ラテンアメリカ
その昔、船乗り達の間ではコロンビアの港は「男は泥棒、女は女郎坊だぜ」と言われたほど治安の悪い国だった。しかし飛鳥Ⅱが入港したカルタヘナの町は高層ビルが立ち並ぶ一方、世界遺産に指定された旧市街地はすっかり観光地化されており、往時のそんな流説が感じられる酷い場所は我々が訪れた場所にはなかった。資源開発などでコロンビアの経済も伸びたそうで、タグボートやクルーズターミナルなど港の設備もとても立派だし、やはり経済が発展していく事は総じて人々を幸福にして行くのだと実感する。
カルタヘナの翌日はパナマ運河である。いつ出来るのかと訝っていた第2パナマ運河の工事もどうやら完成間近のようで、間もなくこれが開通する事がわかったが、そうなるとパナマックス型が主流の商船や客船、さらには軍艦の世界がどう変わっていくのだろうかと仕事がら興味津々である。それにしても40年前に初めて訪れたパナマ市は低い建物が連なる汚い町だったが、運河を通峡して遠望する町は高層ビルが立ち並んでいる事にここでも驚いた。僅かづつでも世界は進歩しているのである。

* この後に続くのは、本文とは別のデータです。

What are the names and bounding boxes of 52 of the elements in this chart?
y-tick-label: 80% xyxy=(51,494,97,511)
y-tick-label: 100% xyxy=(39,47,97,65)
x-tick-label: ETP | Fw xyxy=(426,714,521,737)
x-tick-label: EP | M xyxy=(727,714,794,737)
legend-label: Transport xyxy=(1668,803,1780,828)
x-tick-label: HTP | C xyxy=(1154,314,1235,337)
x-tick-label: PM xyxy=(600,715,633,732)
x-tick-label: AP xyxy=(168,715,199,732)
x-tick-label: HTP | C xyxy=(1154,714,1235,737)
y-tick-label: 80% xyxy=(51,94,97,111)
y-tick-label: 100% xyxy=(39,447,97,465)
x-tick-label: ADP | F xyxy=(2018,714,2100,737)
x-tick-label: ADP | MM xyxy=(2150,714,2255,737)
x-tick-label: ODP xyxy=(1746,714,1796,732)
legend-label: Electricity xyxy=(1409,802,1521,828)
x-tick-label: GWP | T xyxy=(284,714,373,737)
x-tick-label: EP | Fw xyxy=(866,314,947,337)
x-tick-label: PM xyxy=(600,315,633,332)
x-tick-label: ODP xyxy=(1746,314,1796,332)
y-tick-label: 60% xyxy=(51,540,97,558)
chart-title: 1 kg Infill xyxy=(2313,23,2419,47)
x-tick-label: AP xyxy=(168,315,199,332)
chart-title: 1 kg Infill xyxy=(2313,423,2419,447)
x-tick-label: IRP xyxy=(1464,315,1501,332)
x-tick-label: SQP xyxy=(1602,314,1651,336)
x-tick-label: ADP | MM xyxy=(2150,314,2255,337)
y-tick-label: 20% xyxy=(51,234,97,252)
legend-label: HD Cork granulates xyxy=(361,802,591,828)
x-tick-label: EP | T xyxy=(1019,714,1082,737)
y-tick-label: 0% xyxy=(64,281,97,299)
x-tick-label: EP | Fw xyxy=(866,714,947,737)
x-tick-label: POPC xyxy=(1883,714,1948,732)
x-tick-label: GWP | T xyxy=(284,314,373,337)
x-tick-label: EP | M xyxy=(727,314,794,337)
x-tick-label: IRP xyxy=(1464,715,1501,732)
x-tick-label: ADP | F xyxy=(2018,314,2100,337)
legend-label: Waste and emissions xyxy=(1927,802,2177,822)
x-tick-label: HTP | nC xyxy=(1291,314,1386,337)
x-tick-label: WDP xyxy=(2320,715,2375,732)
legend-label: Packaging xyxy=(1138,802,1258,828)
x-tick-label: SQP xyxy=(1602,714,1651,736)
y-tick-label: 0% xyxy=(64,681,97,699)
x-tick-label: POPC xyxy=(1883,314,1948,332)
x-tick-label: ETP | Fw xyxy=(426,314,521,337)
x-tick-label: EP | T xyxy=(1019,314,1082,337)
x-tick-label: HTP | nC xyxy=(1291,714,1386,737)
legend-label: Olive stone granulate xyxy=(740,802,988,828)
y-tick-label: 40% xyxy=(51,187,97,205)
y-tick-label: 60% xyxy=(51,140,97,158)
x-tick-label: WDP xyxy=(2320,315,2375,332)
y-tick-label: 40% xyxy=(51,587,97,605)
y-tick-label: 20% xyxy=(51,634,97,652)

40日ぶりに太平洋に戻ってきた本船は、コスタリカのプンタレナスとメキシコのアカプルコに入港し、長い長い中南米のクルーズの旅がここで終わった事になる。振り返ってみるとチリの氷河や南極の氷の世界、それにリオのカーニバルなどはとても印象深いが、それ以外はそれぞれの町がどうであったのか記憶がしばし渾然となる。2011年のワールドクルーズではアジア・アフリカ・ヨーロッパ・北米・カリブとはっきり特徴が別れる場所に寄港したのに対して、ラテンと一括りにされる中南米の各地は町の雰囲気が似ていた感がする為だろうか。ただ今回はそういうラテンの世界に馴染む事が出来て、帰国した後はニュースなどを見るにつけ、これらの国への思いも深まっていく事であろう。